I have a question about CUDA program.
I created a program that adds arrays together using the GPU.
A part of kernel function in our program is as follows:

program A)
const int size = 1000*2000;
int i = blockIdx.x * blockDim.x + threadIdx.x;

if (i >= size) return;
result[i] = array1[i] + array2[i];

return;

program B)
const int nx = 1000;
const int ny = 2000;
int i = blockIdx.x * blockDim.x + threadIdx.x;
int j = blockIdx.y * blockDim.y + threadIdx.y;
int k = nx * j + i;

if (i < nx && j < ny)
result[k] = array1[k] + array2[k];
return;

Result)
The addition of arrays “program A” can be performed without any problems, but the result of the addition of arrays “program B” is 0.

Is there anything inappropriate?
I would like to perform efficient GPU calculations using “int i” and “int j”.

Your kernel design pretty much expects a 2D grid/threadblock, but you are launching 1D grid of 1D threadblocks. There are many resources online that can help you to formulate a 2D grid/launch, here is one example.

The product of the blockShape x and y dimensions should not exceed 1024 (the exact number depending on your GPU architecture).
The grid dimensions can be large.

any time you’re having difficulty with a CUDA code, I recommend proper CUDA error checking. It will be useful for others who are trying to help you, and eventually it will help you sort out problems on your own.

Was just an example. It would run around 10^12 blocks. (Both numbers are multiplied). Or 10^15 threads.
Either it lead to a timeout or to a memory out-of-bounds error in your kernel.

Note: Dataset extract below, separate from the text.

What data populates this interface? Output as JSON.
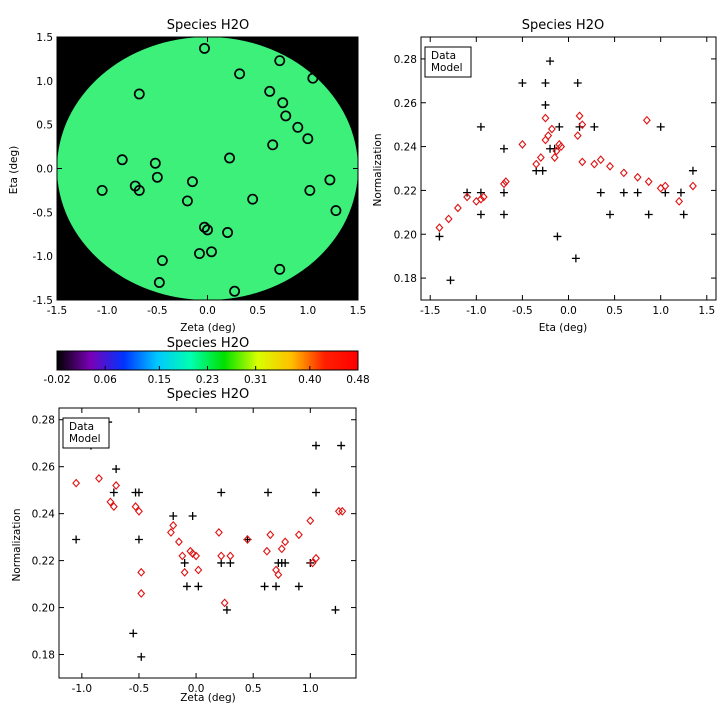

Check the return values of all CUDA calls and of the cudaDeviceSynchronize().

#include <cassert>
template <typename T>
__global__ void AddPixel_Kernel(const T *array1, const T *array2, T *result, const int nx, const int ny) {
size_t i = blockIdx.x * blockDim.x + threadIdx.x; // width
size_t j = blockIdx.y * blockDim.y + threadIdx.y; // height
size_t k = nx * j + i;
if (i < nx && j < ny) {
result[k] = array1[k] + array2[k];
}
}
template <typename T>
void AddPixel(const T *array1, const T *array2, T *result, const int nx, const int ny){
T *d_array1, *d_array2, *d_result;
size_t size = ((size_t)nx)*ny;
cudaMalloc((void**)&d_array1, size * sizeof(T));
cudaMalloc((void**)&d_array2, size * sizeof(T));
cudaMalloc((void**)&d_result, size * sizeof(T));
cudaMemcpy(d_array1, array1, size * sizeof(T), cudaMemcpyHostToDevice);
cudaMemcpy(d_array2, array2, size * sizeof(T), cudaMemcpyHostToDevice);
dim3 block(32,32);
dim3 grid((nx+block.x-1)/block.x, (ny+block.y-1)/block.y);
assert(grid.x <= 2147483647);
assert(grid.y <= 65535);
AddPixel_Kernel <<< grid, block >>> (d_array1, d_array2, d_result, nx, ny);
cudaMemcpy(result, d_result, size * sizeof(T), cudaMemcpyDeviceToHost);
cudaFree(d_array1);
cudaFree(d_array2);
cudaFree(d_result);
}

That will work for a y-dimension up to about 2 million (32*65535 = 2,097,120), and x-dimension up to about 2 billion. And as you are working with codes and learning I strongly encourage the use of proper CUDA error checking, and run your codes with compute-sanitizer.

You can also find canonical 2D sample codes in the CUDA samples repository. Here is one example.

Thank you.
By the way, is it necessary to use 2-dimensional grid when speeding up double for loop?
Or can double for loop be made faster even with 1-dimensional grid?

Thank you, I have an additional question.
About the following code, are there any other restrictions?

1.The product of BLOCK_X and BLOCK_Y must not exceed 1024.
2.The first dimension can be up to 2^31-1.
3.The second and 3rd dimensions are limited to 65535.